Приманкой служила сама квартира, а вернее, ее единственная комната, большая и совершенно пустая. В первый день дети остановились на пороге этого дивно пустого, ничем не забитого пространства, как зачарованные, а потом словно сошли с ума, скача, валяясь по полу, ползая на коленях и визжа в приливе чувств. Соломон Исакович раз и навсегда позволил им делать там, что они хотят, и звук этих неслыханных слов: «абсолютно все, что хотите», — произвел на них магическое действие. Они без капризов ели, что он им давал, безропотно делали уроки на кухонном столе, затем исчезали за дверью комнаты — и Соломон Исакович знал, что до вечера может быть спокоен.
В присутствии детей он не заглядывал в комнату, не проверял, что они там делают и что туда приносят, не велел им убирать за собой и не требовал чистоты. Изредка из комнаты доносились вопли — дети дрались. Соломон Исакович выжидал минуту-другую, если вопли не прекращались, стучал в стену и громко говорил:
— В чем дело?
Обычно этого было достаточно, вопли переходили в сдавленное пыхтение; если накал страстей был слишком велик, он подходил к закрытой двери и распоряжался:
— Оба сюда!
Они выкатывались в прихожую, жалуясь друг на друга и требуя, чтобы он их рассудил. Соломон Исакович, не слушая жалоб, загонял их в ванную, быстро обтирал им разгоряченные лица мокрым холодным полотенцем, приглаживал волосы и отпускал.
Дети были избалованные, замученные не столько родительской любовью, сколько животным страхом за их физическое благополучие, приученные к бесконечным запретам и ограничениям, которые были неизбежны в тесной, убогой обстановке их жизни и преодолевались только слезами, криками, отказом от еды и болезнями. Их родители завидовали той легкости, с которой Соломон Исакович управлялся с детьми, и, как он догадывался, не раз обсуждали его в присутствии детей.
— Конечно, — сказала ему однажды девочка, сидя за столом в кухне и поджидая, пока разогреются котлеты, — ты можешь себе позволить не обставлять квартиру, не то что другие.
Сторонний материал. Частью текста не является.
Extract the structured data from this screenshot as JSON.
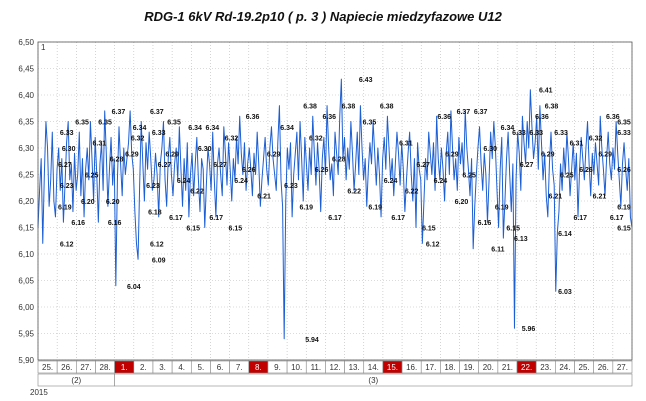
{
  "chart_data": {
    "type": "line",
    "title": "RDG-1 6kV Rd-19.2p10 ( p. 3 ) Napiecie miedzyfazowe U12",
    "xlabel": "",
    "ylabel": "",
    "ylim": [
      5.9,
      6.5
    ],
    "y_ticks": [
      "5,90",
      "5,95",
      "6,00",
      "6,05",
      "6,10",
      "6,15",
      "6,20",
      "6,25",
      "6,30",
      "6,35",
      "6,40",
      "6,45",
      "6,50"
    ],
    "grid": true,
    "series_color": "#1c5fd4",
    "axis_marker": "1",
    "x_axis": {
      "days": [
        "25.",
        "26.",
        "27.",
        "28.",
        "1.",
        "2.",
        "3.",
        "4.",
        "5.",
        "6.",
        "7.",
        "8.",
        "9.",
        "10.",
        "11.",
        "12.",
        "13.",
        "14.",
        "15.",
        "16.",
        "17.",
        "18.",
        "19.",
        "20.",
        "21.",
        "22.",
        "23.",
        "24.",
        "25.",
        "26.",
        "27."
      ],
      "highlighted_days": [
        "1.",
        "8.",
        "15.",
        "22."
      ],
      "highlight_color": "#c00000",
      "months": [
        {
          "label": "(2)",
          "first_day": 0,
          "last_day": 3
        },
        {
          "label": "(3)",
          "first_day": 4,
          "last_day": 30
        }
      ],
      "year": "2015"
    },
    "series": [
      {
        "values": [
          6.15,
          6.22,
          6.28,
          6.12,
          6.25,
          6.35,
          6.3,
          6.19,
          6.24,
          6.33,
          6.2,
          6.17,
          6.26,
          6.3,
          6.22,
          6.28,
          6.16,
          6.23,
          6.31,
          6.35,
          6.24,
          6.27,
          6.18,
          6.29,
          6.22,
          6.25,
          6.33,
          6.21,
          6.28,
          6.17,
          6.26,
          6.3,
          6.24,
          6.35,
          6.28,
          6.2,
          6.32,
          6.25,
          6.16,
          6.27,
          6.31,
          6.22,
          6.37,
          6.29,
          6.19,
          6.26,
          6.32,
          6.23,
          6.28,
          6.04,
          6.24,
          6.34,
          6.27,
          6.21,
          6.3,
          6.25,
          6.28,
          6.31,
          6.37,
          6.29,
          6.26,
          6.18,
          6.12,
          6.09,
          6.23,
          6.35,
          6.27,
          6.2,
          6.31,
          6.26,
          6.33,
          6.28,
          6.22,
          6.24,
          6.29,
          6.25,
          6.17,
          6.27,
          6.3,
          6.35,
          6.24,
          6.19,
          6.28,
          6.32,
          6.25,
          6.21,
          6.27,
          6.3,
          6.24,
          6.34,
          6.26,
          6.19,
          6.28,
          6.22,
          6.31,
          6.17,
          6.25,
          6.29,
          6.21,
          6.27,
          6.32,
          6.24,
          6.18,
          6.28,
          6.26,
          6.15,
          6.23,
          6.3,
          6.27,
          6.22,
          6.33,
          6.24,
          6.17,
          6.27,
          6.3,
          6.25,
          6.21,
          6.34,
          6.29,
          6.23,
          6.31,
          6.26,
          6.2,
          6.28,
          6.24,
          6.32,
          6.27,
          6.36,
          6.29,
          6.25,
          6.31,
          6.22,
          6.27,
          6.3,
          6.26,
          6.21,
          6.29,
          6.25,
          6.33,
          6.27,
          6.19,
          6.24,
          6.28,
          6.32,
          6.26,
          6.23,
          6.3,
          6.34,
          6.28,
          6.25,
          6.22,
          6.31,
          6.38,
          6.24,
          6.19,
          5.94,
          6.2,
          6.3,
          6.26,
          6.31,
          6.17,
          6.25,
          6.29,
          6.33,
          6.24,
          6.35,
          6.28,
          6.2,
          6.32,
          6.27,
          6.22,
          6.3,
          6.25,
          6.36,
          6.29,
          6.23,
          6.31,
          6.26,
          6.18,
          6.28,
          6.32,
          6.25,
          6.38,
          6.3,
          6.24,
          6.27,
          6.21,
          6.33,
          6.29,
          6.25,
          6.36,
          6.43,
          6.28,
          6.32,
          6.24,
          6.3,
          6.26,
          6.35,
          6.29,
          6.22,
          6.27,
          6.33,
          6.25,
          6.38,
          6.3,
          6.24,
          6.28,
          6.19,
          6.26,
          6.31,
          6.27,
          6.35,
          6.29,
          6.23,
          6.3,
          6.25,
          6.17,
          6.28,
          6.32,
          6.26,
          6.36,
          6.3,
          6.24,
          6.28,
          6.21,
          6.27,
          6.33,
          6.29,
          6.23,
          6.31,
          6.26,
          6.18,
          6.24,
          6.29,
          6.33,
          6.25,
          6.2,
          6.28,
          6.15,
          6.31,
          6.26,
          6.24,
          6.12,
          6.2,
          6.28,
          6.24,
          6.33,
          6.29,
          6.25,
          6.31,
          6.22,
          6.36,
          6.28,
          6.24,
          6.3,
          6.26,
          6.2,
          6.29,
          6.33,
          6.25,
          6.37,
          6.3,
          6.24,
          6.28,
          6.22,
          6.32,
          6.27,
          6.31,
          6.25,
          6.37,
          6.3,
          6.26,
          6.21,
          6.28,
          6.11,
          6.19,
          6.25,
          6.3,
          6.34,
          6.27,
          6.22,
          6.29,
          6.25,
          6.16,
          6.24,
          6.33,
          6.28,
          6.35,
          6.3,
          6.22,
          6.15,
          6.26,
          6.32,
          6.13,
          6.2,
          6.28,
          6.33,
          6.25,
          6.18,
          6.27,
          5.96,
          6.24,
          6.33,
          6.29,
          6.22,
          6.36,
          6.31,
          6.27,
          6.35,
          6.3,
          6.41,
          6.34,
          6.28,
          6.31,
          6.36,
          6.26,
          6.38,
          6.31,
          6.24,
          6.29,
          6.21,
          6.17,
          6.27,
          6.33,
          6.26,
          6.23,
          6.03,
          6.14,
          6.18,
          6.27,
          6.22,
          6.3,
          6.25,
          6.33,
          6.28,
          6.21,
          6.26,
          6.31,
          6.24,
          6.29,
          6.17,
          6.26,
          6.32,
          6.28,
          6.24,
          6.3,
          6.35,
          6.27,
          6.21,
          6.29,
          6.25,
          6.31,
          6.27,
          6.23,
          6.36,
          6.3,
          6.26,
          6.21,
          6.28,
          6.33,
          6.27,
          6.24,
          6.3,
          6.26,
          6.35,
          6.29,
          6.24,
          6.19,
          6.27,
          6.31,
          6.26,
          6.22,
          6.28,
          6.17,
          6.15
        ]
      }
    ],
    "data_labels": [
      {
        "t": 1.5,
        "v": 6.12
      },
      {
        "t": 1.4,
        "v": 6.19
      },
      {
        "t": 1.5,
        "v": 6.23
      },
      {
        "t": 1.4,
        "v": 6.27
      },
      {
        "t": 1.6,
        "v": 6.3
      },
      {
        "t": 1.5,
        "v": 6.33
      },
      {
        "t": 2.3,
        "v": 6.35
      },
      {
        "t": 2.1,
        "v": 6.16
      },
      {
        "t": 2.6,
        "v": 6.2
      },
      {
        "t": 2.8,
        "v": 6.25
      },
      {
        "t": 3.2,
        "v": 6.31
      },
      {
        "t": 3.5,
        "v": 6.35
      },
      {
        "t": 4.2,
        "v": 6.37
      },
      {
        "t": 4.0,
        "v": 6.16
      },
      {
        "t": 3.9,
        "v": 6.2
      },
      {
        "t": 4.1,
        "v": 6.28
      },
      {
        "t": 5.0,
        "v": 6.04
      },
      {
        "t": 5.3,
        "v": 6.34
      },
      {
        "t": 5.2,
        "v": 6.32
      },
      {
        "t": 4.9,
        "v": 6.29
      },
      {
        "t": 6.2,
        "v": 6.37
      },
      {
        "t": 6.1,
        "v": 6.18
      },
      {
        "t": 6.2,
        "v": 6.12
      },
      {
        "t": 6.3,
        "v": 6.09
      },
      {
        "t": 6.0,
        "v": 6.23
      },
      {
        "t": 6.3,
        "v": 6.33
      },
      {
        "t": 6.6,
        "v": 6.27
      },
      {
        "t": 7.1,
        "v": 6.35
      },
      {
        "t": 7.2,
        "v": 6.17
      },
      {
        "t": 7.0,
        "v": 6.29
      },
      {
        "t": 7.6,
        "v": 6.24
      },
      {
        "t": 8.2,
        "v": 6.34
      },
      {
        "t": 8.1,
        "v": 6.15
      },
      {
        "t": 8.3,
        "v": 6.22
      },
      {
        "t": 8.7,
        "v": 6.3
      },
      {
        "t": 9.1,
        "v": 6.34
      },
      {
        "t": 9.3,
        "v": 6.17
      },
      {
        "t": 9.5,
        "v": 6.27
      },
      {
        "t": 10.1,
        "v": 6.32
      },
      {
        "t": 10.3,
        "v": 6.15
      },
      {
        "t": 10.6,
        "v": 6.24
      },
      {
        "t": 11.2,
        "v": 6.36
      },
      {
        "t": 11.0,
        "v": 6.26
      },
      {
        "t": 11.8,
        "v": 6.21
      },
      {
        "t": 12.3,
        "v": 6.29
      },
      {
        "t": 13.0,
        "v": 6.34
      },
      {
        "t": 13.2,
        "v": 6.23
      },
      {
        "t": 14.2,
        "v": 6.38
      },
      {
        "t": 14.0,
        "v": 6.19
      },
      {
        "t": 14.3,
        "v": 5.94
      },
      {
        "t": 14.5,
        "v": 6.32
      },
      {
        "t": 14.8,
        "v": 6.26
      },
      {
        "t": 15.2,
        "v": 6.36
      },
      {
        "t": 15.5,
        "v": 6.17
      },
      {
        "t": 15.7,
        "v": 6.28
      },
      {
        "t": 16.2,
        "v": 6.38
      },
      {
        "t": 16.5,
        "v": 6.22
      },
      {
        "t": 17.1,
        "v": 6.43
      },
      {
        "t": 17.3,
        "v": 6.35
      },
      {
        "t": 17.6,
        "v": 6.19
      },
      {
        "t": 18.2,
        "v": 6.38
      },
      {
        "t": 18.4,
        "v": 6.24
      },
      {
        "t": 18.8,
        "v": 6.17
      },
      {
        "t": 19.2,
        "v": 6.31
      },
      {
        "t": 19.5,
        "v": 6.22
      },
      {
        "t": 20.1,
        "v": 6.27
      },
      {
        "t": 20.4,
        "v": 6.15
      },
      {
        "t": 20.6,
        "v": 6.12
      },
      {
        "t": 21.2,
        "v": 6.36
      },
      {
        "t": 21.0,
        "v": 6.24
      },
      {
        "t": 21.6,
        "v": 6.29
      },
      {
        "t": 22.2,
        "v": 6.37
      },
      {
        "t": 22.1,
        "v": 6.2
      },
      {
        "t": 22.5,
        "v": 6.25
      },
      {
        "t": 23.1,
        "v": 6.37
      },
      {
        "t": 23.3,
        "v": 6.16
      },
      {
        "t": 23.6,
        "v": 6.3
      },
      {
        "t": 24.0,
        "v": 6.11
      },
      {
        "t": 24.2,
        "v": 6.19
      },
      {
        "t": 24.5,
        "v": 6.34
      },
      {
        "t": 24.8,
        "v": 6.15
      },
      {
        "t": 25.1,
        "v": 6.33
      },
      {
        "t": 25.2,
        "v": 6.13
      },
      {
        "t": 25.6,
        "v": 5.96
      },
      {
        "t": 25.5,
        "v": 6.27
      },
      {
        "t": 26.0,
        "v": 6.33
      },
      {
        "t": 26.3,
        "v": 6.36
      },
      {
        "t": 26.5,
        "v": 6.41
      },
      {
        "t": 26.8,
        "v": 6.38
      },
      {
        "t": 26.6,
        "v": 6.29
      },
      {
        "t": 27.0,
        "v": 6.21
      },
      {
        "t": 27.3,
        "v": 6.33
      },
      {
        "t": 27.5,
        "v": 6.14
      },
      {
        "t": 27.5,
        "v": 6.03
      },
      {
        "t": 27.6,
        "v": 6.25
      },
      {
        "t": 28.1,
        "v": 6.31
      },
      {
        "t": 28.3,
        "v": 6.17
      },
      {
        "t": 28.6,
        "v": 6.26
      },
      {
        "t": 29.1,
        "v": 6.32
      },
      {
        "t": 29.3,
        "v": 6.21
      },
      {
        "t": 29.6,
        "v": 6.29
      },
      {
        "t": 30.0,
        "v": 6.36
      },
      {
        "t": 30.2,
        "v": 6.17
      },
      {
        "t": 30.6,
        "v": 6.33
      },
      {
        "t": 30.8,
        "v": 6.19
      },
      {
        "t": 31.3,
        "v": 6.35
      },
      {
        "t": 31.2,
        "v": 6.26
      },
      {
        "t": 31.4,
        "v": 6.15
      }
    ]
  }
}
— Да? — сказал Соломон Исакович.
— Ты в своей комнате купался, — вставил мальчик. — Всю квартиру нам в прошлом году испохабил.
— Потому что, — продолжала девочка, не обращая внимания на брата, — ты все равно скоро отсюда уедешь.
— Почему ты так думаешь? — спросил Соломон Исакович.
— Папе управдом сказал. И очень хорошо, что ты уедешь, по крайней мере, квартира достанется порядочным людям.
Соломон Исакович разложил котлеты с картошкой по тарелкам, поставил на стол.
— Не хочу, — сказал мальчик и оттолкнул тарелку.
— Смотри, — сказал Соломон Исакович, — больше ничего не будет.
— Ему жалко, что ты уедешь, — объяснила девочка.
— Ну, это еще не завтра, — успокоительно сказал Соломон Исакович. — А может, и вообще не уеду. Вы ешьте и пойдете играть.
— Уедешь, уедешь, — уверенно заявила девочка.
— И играть не хочу, — сказал мальчик угрюмо.
— Ну и не надо, посиди здесь, — согласился Соломон Исакович.
— А ты надолго уедешь? — спросила девочка.
Соломон Исакович пожал плечами. Он был очень огорчен, что дети завели этот разговор. Да и жутковато было сознавать, что все кругом осведомлены о его планах. Впрочем, этого, конечно, следовало ожидать.
— Он навсегда уедет, — убедительно сказала девочка.
Мальчик вопросительно посмотрел на Соломона Исаковича.
— Если уеду, то навсегда, — неохотно потвердил Соломон Исакович.
— И тебе не стыдно? — спросила девочка с любопытством.
— Стыдно? Что же тут стыдного?
— Как что? Учительница сказала, это позор, что таким людям, как ты, позволяют покидать нашу страну…
— Что же, ей тоже жалко, что я уеду? — усмехнулся Соломон Исакович.
— Не жалко! Не жалко! А стыдно!
Мальчик громко заплакал. Девочка схватила кусок котлеты и сунула ему в открытый рот, торжествующе повторяя:
— Стыд-позор! Стыд-позор!
Мальчик вцепился ей в волосы, оба заревели, и к тому времени, как Соломон Исакович навел порядок с помощью мокрого полотенца, разговор об его отъезде был забыт.